Justice Bongiorno said Benbrika taught his young followers that “the destruction of the ‘kuffar’ – Arabic for unbelievers – was an essential aspect of the Islamic religion”.
The prosecution had alleged the men, Muslims from Melbourne’s northern and western suburbs, planned jihad and that Benbrika was their leader.
Several of the men were involved in stripping stolen cars and selling the parts to raise money for the group. The men’s activities, which included religious classes in which terrorists were lionised as martyrs, were monitored in a police operation between July 2004 and November 2005, when most of them were arrested.
The seven men were convicted last September after a seven-month trial involving more than 482 conversations secretly taped by police. Another four men were acquitted and the jury could not reach a verdict about a 12th man, Shane Kent, 33, of Meadow Heights. A 13th man, Izzydeen Atik, pleaded guilty before the trial began and gave evidence against the others.
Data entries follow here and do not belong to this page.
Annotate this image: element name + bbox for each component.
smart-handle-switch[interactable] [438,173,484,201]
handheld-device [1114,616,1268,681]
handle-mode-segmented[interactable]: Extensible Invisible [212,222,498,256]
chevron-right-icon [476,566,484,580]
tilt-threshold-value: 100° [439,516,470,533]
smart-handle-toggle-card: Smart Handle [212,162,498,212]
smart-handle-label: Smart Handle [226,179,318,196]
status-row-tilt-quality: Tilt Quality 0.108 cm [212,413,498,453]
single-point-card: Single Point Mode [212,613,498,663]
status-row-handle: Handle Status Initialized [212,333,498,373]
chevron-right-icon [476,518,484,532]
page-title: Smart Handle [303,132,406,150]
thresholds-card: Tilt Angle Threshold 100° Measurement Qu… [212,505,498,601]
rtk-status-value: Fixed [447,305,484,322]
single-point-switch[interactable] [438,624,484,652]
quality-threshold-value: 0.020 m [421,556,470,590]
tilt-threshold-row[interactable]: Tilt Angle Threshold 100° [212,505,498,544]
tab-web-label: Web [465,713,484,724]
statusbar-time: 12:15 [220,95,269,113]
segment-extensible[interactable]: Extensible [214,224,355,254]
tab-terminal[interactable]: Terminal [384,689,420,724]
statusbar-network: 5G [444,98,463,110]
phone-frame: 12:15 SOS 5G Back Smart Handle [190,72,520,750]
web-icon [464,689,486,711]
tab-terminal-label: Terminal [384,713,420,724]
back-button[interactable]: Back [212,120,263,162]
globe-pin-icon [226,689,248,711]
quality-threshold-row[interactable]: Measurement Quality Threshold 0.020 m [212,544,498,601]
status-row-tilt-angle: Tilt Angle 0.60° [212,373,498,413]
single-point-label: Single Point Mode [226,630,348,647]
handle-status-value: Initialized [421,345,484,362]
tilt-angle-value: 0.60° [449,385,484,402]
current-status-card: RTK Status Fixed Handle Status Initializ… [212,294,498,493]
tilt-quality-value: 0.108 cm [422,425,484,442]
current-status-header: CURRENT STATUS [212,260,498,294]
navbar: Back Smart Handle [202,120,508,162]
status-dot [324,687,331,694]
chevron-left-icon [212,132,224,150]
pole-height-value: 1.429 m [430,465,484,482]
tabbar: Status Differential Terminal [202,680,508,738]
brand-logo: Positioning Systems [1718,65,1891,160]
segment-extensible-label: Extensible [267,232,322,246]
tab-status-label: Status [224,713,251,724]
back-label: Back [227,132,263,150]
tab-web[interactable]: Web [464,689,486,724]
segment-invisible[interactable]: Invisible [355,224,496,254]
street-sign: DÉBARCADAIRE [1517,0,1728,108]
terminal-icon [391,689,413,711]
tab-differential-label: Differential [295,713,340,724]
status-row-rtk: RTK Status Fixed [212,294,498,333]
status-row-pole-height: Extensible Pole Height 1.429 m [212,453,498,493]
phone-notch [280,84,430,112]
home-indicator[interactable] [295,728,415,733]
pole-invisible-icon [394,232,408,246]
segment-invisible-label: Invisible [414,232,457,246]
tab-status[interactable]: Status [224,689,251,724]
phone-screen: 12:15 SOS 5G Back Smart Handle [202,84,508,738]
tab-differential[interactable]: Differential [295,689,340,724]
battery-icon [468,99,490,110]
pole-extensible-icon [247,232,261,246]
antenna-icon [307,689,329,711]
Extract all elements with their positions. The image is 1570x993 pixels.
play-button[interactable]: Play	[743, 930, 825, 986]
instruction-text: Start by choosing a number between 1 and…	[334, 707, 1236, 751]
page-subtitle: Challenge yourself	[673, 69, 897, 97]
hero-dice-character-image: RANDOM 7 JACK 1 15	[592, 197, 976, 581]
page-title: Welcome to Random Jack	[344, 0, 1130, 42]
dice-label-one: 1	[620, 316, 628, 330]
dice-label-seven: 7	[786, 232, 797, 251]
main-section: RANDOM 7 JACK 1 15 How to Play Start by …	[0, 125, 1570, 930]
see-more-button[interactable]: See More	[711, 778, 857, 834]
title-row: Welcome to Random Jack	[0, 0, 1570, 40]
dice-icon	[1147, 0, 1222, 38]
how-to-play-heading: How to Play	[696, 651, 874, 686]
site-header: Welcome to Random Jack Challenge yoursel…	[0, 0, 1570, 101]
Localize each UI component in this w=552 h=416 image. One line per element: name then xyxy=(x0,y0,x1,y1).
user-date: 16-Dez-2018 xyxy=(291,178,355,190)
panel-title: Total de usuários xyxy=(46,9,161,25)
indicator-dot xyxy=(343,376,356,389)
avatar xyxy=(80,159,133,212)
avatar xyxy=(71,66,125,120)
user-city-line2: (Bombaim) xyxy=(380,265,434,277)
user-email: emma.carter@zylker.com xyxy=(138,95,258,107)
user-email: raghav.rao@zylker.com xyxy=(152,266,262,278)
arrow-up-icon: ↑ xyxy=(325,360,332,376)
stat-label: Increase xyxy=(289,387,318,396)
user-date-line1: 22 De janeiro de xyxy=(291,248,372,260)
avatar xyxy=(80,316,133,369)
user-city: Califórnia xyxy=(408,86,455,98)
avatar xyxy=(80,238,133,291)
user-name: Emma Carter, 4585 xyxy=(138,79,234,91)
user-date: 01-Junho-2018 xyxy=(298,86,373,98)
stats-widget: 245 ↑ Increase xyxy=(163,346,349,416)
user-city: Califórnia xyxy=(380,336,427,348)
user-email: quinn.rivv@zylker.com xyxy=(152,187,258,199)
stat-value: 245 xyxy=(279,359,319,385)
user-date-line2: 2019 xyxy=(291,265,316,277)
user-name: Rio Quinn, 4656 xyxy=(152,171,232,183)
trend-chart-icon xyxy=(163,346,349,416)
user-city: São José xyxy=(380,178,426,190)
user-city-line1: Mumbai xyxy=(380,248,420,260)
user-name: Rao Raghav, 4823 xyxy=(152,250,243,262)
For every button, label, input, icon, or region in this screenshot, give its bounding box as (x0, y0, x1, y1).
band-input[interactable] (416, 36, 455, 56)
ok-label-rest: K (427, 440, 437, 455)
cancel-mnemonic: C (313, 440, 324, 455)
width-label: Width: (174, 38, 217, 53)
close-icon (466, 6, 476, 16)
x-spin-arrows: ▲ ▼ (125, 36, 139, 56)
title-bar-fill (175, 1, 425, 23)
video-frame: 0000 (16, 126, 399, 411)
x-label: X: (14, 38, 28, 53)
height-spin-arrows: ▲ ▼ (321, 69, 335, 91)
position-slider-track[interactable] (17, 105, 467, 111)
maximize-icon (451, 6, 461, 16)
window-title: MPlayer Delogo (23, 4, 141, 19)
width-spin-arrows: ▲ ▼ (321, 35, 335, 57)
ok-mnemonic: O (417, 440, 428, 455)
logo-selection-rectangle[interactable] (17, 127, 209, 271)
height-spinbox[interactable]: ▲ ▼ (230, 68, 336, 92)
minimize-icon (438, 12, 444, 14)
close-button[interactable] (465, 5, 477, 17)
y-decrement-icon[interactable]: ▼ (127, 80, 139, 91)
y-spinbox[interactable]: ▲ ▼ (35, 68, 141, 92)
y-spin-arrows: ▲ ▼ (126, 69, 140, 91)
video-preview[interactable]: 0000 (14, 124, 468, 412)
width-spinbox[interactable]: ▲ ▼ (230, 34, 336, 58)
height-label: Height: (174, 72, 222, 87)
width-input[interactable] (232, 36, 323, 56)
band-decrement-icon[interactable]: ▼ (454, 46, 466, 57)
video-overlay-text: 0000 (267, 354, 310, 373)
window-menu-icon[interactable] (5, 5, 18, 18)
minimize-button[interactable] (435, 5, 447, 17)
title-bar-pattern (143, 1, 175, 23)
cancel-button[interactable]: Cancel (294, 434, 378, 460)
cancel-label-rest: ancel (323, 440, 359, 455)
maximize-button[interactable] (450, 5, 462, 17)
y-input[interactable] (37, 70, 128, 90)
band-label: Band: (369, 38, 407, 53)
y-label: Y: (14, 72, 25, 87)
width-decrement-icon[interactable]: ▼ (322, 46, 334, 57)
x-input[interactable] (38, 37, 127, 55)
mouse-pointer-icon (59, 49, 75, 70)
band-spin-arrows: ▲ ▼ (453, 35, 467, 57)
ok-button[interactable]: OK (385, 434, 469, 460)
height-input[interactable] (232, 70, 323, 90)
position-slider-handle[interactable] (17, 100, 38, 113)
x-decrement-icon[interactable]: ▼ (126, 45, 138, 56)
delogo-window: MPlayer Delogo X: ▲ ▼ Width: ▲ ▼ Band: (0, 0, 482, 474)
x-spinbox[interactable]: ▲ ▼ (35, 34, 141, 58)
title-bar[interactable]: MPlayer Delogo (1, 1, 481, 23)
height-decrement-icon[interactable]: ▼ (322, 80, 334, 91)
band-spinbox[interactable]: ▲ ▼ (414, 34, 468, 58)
He alleged Benbrika had told him of possible terrorist targets including Crown Casino in Melbourne on the weekend of the Australian formula one grand prix and the MCG during the AFL grand final in 2005.
Justice Bongiorno said Benbrika believed Australia was “a land of war” because of its involvement in Iraq, which justified the promotion of a violent Islamic response as self-defence. “He justified fraud and violence against the kuffar because, according to him, both ‘the blood and money of the kuffar are lawful’.”
Justice Bongiorno said he placed no weight on Atik’s evidence when he decided sentences. Much of Atik’s evidence was “untrue and designed purely to serve his own ends”. He said he sentenced the convicted men on the basis that they had not selected targets or obtained explosives.